Budget 2021 included a big commitment to fund affordable childcare: $30 billion over five years. $10 per day childcare in five years time is a bold proposition when you consider the complex layers of coordination that need to take place between Ottawa and provincial governments.
But with 16,000 women dropping out of the labour force since the beginning of the pandemic due to a combination of factors (like over-representation in hard hit sectors and the burden of unpaid labour), affordable childcare could be critical to getting women back to work. Overall, it is estimated to grow GDP by 1.2% which is huge, given that GDP growth hovers around 2%. It helps (read: literally hurts) to be reminded of how expensive the median cost of childcare is across the country:
National affordable childcare will be modelled off of Quebec’s mostly successful program that raised the province’s GDP by 1.7%. At $8.50 a day, Quebec women with young children have the highest labour force participation in their cohort Canada. But the Quebec system is not perfect: waitlists are common, it’s a struggle to train and recruit skilled workers because the pay is low, and not all centres are accredited or offer the same quality of care. A national program must fairly compensate skilled workers to ensure students enroll in early childhood programs, anything less will doom the program.
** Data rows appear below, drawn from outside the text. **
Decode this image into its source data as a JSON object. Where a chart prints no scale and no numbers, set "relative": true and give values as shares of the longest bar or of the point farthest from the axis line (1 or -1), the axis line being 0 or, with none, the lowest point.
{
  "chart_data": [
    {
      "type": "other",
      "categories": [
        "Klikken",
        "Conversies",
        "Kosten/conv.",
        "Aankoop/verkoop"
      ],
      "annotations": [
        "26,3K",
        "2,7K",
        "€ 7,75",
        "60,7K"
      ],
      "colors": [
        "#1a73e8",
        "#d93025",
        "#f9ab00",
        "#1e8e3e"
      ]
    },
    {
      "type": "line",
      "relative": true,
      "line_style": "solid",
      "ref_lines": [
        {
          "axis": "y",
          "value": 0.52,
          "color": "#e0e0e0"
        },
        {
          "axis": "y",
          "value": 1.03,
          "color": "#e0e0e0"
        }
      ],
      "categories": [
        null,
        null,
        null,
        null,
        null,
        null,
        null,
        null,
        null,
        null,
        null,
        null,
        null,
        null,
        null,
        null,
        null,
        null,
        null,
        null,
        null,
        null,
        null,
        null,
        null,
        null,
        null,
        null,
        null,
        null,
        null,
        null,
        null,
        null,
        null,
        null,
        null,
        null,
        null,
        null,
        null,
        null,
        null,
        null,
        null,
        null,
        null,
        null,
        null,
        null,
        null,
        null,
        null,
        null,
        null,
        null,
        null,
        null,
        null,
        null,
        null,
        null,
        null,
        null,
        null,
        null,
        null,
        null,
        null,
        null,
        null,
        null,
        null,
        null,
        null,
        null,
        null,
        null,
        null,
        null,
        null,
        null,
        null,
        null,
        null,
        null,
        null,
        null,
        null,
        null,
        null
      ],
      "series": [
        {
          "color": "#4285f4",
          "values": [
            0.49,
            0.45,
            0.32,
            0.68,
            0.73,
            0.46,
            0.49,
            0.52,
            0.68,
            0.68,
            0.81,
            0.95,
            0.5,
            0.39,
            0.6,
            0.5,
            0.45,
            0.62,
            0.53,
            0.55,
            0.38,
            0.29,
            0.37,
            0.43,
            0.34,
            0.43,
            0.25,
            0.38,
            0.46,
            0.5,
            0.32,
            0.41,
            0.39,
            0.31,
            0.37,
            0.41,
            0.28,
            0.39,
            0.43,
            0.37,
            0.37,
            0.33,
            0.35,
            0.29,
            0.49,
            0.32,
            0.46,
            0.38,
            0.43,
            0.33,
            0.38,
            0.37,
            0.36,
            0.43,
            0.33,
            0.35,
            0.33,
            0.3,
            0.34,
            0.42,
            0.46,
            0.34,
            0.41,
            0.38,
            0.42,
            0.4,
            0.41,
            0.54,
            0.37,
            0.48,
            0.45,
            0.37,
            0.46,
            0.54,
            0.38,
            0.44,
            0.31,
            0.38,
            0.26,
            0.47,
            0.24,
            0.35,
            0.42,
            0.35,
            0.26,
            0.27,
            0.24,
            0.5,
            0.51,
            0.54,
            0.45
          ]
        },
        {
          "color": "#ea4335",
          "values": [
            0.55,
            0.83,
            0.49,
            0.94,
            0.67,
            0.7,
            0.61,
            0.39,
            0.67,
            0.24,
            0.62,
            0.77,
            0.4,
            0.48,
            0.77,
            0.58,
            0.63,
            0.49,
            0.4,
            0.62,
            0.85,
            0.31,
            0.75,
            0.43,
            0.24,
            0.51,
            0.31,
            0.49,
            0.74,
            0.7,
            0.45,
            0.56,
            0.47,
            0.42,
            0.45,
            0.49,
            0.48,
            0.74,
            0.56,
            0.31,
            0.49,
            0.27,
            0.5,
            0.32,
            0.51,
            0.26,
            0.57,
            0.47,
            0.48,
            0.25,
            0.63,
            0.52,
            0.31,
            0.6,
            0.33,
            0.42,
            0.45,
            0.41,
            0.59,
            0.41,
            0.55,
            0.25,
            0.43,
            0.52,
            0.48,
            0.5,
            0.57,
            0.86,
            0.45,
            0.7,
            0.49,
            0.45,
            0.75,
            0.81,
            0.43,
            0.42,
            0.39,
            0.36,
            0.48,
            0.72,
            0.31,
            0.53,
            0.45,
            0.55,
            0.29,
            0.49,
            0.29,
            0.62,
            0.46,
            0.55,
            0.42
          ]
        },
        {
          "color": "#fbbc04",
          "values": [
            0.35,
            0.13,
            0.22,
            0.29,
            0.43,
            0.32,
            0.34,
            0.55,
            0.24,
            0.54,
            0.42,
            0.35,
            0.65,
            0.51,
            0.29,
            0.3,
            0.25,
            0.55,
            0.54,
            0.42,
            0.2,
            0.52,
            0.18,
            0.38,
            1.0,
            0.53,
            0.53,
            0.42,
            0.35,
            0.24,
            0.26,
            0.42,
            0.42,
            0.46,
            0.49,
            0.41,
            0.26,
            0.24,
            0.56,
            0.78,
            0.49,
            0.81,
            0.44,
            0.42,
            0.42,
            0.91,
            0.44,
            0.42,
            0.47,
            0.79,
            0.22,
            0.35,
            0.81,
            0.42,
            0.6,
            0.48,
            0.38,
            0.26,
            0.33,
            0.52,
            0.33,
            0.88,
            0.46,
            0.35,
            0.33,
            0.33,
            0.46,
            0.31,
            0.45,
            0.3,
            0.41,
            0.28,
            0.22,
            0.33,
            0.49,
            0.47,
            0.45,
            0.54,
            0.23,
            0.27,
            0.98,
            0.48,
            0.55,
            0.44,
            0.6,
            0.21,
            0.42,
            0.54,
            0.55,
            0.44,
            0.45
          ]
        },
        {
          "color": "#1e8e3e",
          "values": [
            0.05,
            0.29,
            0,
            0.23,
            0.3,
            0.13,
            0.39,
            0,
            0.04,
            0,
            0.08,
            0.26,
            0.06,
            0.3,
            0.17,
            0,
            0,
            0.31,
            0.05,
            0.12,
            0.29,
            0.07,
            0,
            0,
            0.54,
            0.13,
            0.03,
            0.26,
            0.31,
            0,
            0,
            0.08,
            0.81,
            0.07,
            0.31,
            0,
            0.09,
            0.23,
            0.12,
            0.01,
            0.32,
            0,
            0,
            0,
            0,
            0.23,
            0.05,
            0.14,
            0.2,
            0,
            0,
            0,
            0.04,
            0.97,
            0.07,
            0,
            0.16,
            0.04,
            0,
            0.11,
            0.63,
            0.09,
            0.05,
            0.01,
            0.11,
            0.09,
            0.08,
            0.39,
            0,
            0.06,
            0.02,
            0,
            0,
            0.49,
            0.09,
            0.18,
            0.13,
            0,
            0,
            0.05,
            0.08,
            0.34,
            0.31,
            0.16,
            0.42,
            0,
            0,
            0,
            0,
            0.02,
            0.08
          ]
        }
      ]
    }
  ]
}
It’s worth remembering that childcare is a provincial responsibility, and the national program calls for collaboration between levels of government. While many Premiers may agree that childcare may benefit their economies in the long run, short-termism and narrow partisan interest tend to dominate these conversations.
So, the next time the dude running your province (because with the exception of Caroline Cochrane in NWT, they’re all dudes) signals that childcare is a nice to have, remember that universal affordable childcare is an issue that goes beyond equity and women’s labour force participation, and is a key ingredient in a growth-driven agenda.
The solution presented is not without its flaws — it hinges on provinces stepping up, may not drive growth in the immediate term, and won’t get off the ground for many years — but props to Finance Minister Freeland for trying to make good on a long overdue promise.
Things we read and liked:
On the topic of COVID-19, Duke University estimates that the 92 poorest countries in the world will likely be unable to vaccinate 60 percent of their populations until 2023–or later (links via transportation newsletter Along For The Ride).
Are you an aspiring Black equity and inclusion consultant? Check out this mentorship program.
Btchcoin contributor Paisley Sim writes in Policy Options about why the Canadian paid sick leave system is broken — and how it can be fixed.